IT LOOKS like an ordinary garden fence, but these timber panels should improve the lives of people living near the A419.

The £160,000 fence, running alongside a third of a mile of the road in Lower Stratton, has been installed to reduce noise levels coming from the busy route.

North Swindon MP Michael Wills was at a ceremony to mark the completion of the noise barrier yesterday.

Mr Wills said: "It has been a very long campaign to get here, at least six years.

"When I first got involved, people here couldn't even have their windows open in the summer and the road is much worse now than when we started.

"This is going to make a huge difference to people's lives.

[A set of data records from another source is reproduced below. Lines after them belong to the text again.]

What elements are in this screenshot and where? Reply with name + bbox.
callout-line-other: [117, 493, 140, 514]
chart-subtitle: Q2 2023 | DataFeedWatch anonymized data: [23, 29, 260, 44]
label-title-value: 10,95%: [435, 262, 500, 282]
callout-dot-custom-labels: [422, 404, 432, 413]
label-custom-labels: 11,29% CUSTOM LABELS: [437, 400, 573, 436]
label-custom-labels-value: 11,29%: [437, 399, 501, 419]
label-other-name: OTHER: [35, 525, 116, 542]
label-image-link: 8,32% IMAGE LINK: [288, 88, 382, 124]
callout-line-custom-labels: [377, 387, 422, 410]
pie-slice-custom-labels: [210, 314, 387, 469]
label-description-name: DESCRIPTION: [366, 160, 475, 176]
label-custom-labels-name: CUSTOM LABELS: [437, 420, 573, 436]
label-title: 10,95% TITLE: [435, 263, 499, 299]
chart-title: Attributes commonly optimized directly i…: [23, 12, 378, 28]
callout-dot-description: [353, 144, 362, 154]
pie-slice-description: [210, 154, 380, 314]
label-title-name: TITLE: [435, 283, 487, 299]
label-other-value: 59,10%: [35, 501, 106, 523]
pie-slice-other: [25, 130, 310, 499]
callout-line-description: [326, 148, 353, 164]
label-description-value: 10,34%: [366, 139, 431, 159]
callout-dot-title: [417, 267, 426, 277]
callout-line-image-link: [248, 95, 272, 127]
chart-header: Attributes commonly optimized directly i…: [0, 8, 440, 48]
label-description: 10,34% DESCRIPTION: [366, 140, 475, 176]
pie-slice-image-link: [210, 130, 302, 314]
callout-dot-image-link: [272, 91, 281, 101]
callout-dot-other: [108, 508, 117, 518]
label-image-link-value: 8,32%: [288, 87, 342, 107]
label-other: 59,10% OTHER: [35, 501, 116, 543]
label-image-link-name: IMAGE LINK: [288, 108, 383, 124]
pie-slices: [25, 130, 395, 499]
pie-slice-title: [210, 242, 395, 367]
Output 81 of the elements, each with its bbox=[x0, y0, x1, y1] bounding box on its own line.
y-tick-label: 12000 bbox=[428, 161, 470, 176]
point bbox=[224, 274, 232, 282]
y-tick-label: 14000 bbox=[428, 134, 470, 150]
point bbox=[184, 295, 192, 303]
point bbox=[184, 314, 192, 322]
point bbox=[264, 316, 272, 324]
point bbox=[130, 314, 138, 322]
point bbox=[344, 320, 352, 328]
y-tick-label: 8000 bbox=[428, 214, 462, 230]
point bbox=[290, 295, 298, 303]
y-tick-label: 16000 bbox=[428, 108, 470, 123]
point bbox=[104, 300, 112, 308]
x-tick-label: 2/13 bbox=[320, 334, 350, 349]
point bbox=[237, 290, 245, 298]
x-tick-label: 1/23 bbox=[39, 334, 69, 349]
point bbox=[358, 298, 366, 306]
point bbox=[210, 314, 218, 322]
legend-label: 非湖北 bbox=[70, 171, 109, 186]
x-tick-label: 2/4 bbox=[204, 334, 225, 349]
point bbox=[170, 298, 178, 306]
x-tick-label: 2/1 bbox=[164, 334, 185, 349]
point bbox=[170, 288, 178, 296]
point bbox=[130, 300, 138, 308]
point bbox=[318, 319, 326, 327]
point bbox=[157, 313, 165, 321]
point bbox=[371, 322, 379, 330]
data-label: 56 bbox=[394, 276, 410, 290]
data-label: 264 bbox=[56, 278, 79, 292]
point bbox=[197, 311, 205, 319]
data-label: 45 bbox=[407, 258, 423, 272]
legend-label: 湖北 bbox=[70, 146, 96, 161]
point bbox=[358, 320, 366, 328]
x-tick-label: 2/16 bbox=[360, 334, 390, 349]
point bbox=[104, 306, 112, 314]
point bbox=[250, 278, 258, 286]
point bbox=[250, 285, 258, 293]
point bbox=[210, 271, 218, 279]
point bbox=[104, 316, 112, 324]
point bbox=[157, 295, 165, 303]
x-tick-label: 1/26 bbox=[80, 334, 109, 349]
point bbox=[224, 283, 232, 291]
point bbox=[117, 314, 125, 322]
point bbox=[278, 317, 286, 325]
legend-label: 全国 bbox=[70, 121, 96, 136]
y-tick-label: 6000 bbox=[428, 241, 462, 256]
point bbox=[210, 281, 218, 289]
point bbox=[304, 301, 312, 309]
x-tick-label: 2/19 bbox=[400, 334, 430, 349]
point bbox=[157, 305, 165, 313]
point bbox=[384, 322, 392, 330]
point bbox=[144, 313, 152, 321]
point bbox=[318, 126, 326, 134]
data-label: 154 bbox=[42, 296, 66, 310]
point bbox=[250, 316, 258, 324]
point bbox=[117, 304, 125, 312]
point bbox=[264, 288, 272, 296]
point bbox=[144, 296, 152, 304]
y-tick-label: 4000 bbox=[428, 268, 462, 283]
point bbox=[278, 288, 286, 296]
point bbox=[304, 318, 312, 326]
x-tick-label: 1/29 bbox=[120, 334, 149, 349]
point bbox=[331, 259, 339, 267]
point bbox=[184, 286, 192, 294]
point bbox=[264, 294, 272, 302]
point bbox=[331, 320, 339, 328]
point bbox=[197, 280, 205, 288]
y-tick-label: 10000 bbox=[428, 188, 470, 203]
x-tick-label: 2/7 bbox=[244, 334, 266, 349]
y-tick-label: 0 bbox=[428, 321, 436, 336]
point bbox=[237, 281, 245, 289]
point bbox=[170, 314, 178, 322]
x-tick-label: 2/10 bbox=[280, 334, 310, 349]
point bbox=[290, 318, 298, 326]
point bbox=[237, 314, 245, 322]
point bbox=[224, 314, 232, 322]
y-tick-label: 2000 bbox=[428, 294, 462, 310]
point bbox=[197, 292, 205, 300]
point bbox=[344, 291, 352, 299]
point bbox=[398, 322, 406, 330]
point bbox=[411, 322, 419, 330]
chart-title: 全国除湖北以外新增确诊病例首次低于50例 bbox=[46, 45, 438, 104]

I am very pleased with it.

"It looks like a garden fence and I think that is nice because it blends in nicely with the surroundings.

"There are towns across the country wanting acoustic barriers like this and it was my job to persuade Whitehall to give Swindon the money.

"We have had £400,000 allocated for three sections."

The 475-metre long and 3.5-metre high fence runs between Gifford Road and Godwin Road, reducing the amount of traffic noise by five decibels.

Two further sections of noise-reducing fence are also planned for the A419.

Highways Agency project manager Steve Self said: "The new fence will reduce noise from the A419 and make life more comfortable for people living in Lower Stratton.

"This is the first of three noise fences planned for the A419. Work on a fence at Covingham is currently at the design stage and subject to funding will be constructed during 2008/9. A further section is planned for the Kingsdown area."

Measurements taken before work began, showed that local residents were being subjected to 70 decibels of noise, from the dual carriageway - around the same level as a radio playing. It is thought it will now be reduced to about the same level of volume as normal conversation.

Consultancy firm WSP took charge of building the timber structure. WSP improvements manager John Stock said: "The fence is made entirely of timber, with metal supports to hold it up in the unstable ground.

The fence reflects the noise back onto the road. So on the other side it will be much louder, but it keeps it away from people's homes.

"Timber was used mainly because it is the cheapest material available but the fact that it looks nice and blends in with the environment is a bonus.

Student Scott Jefferies, who lives behind the new fence in Winton Road said: "I don't really think the fence has made much difference. You can still hear the road from outside but you can't really hear it indoors at all.

"And to be honest you just get used to it. I have lived with it so long I hardly notice it anymore."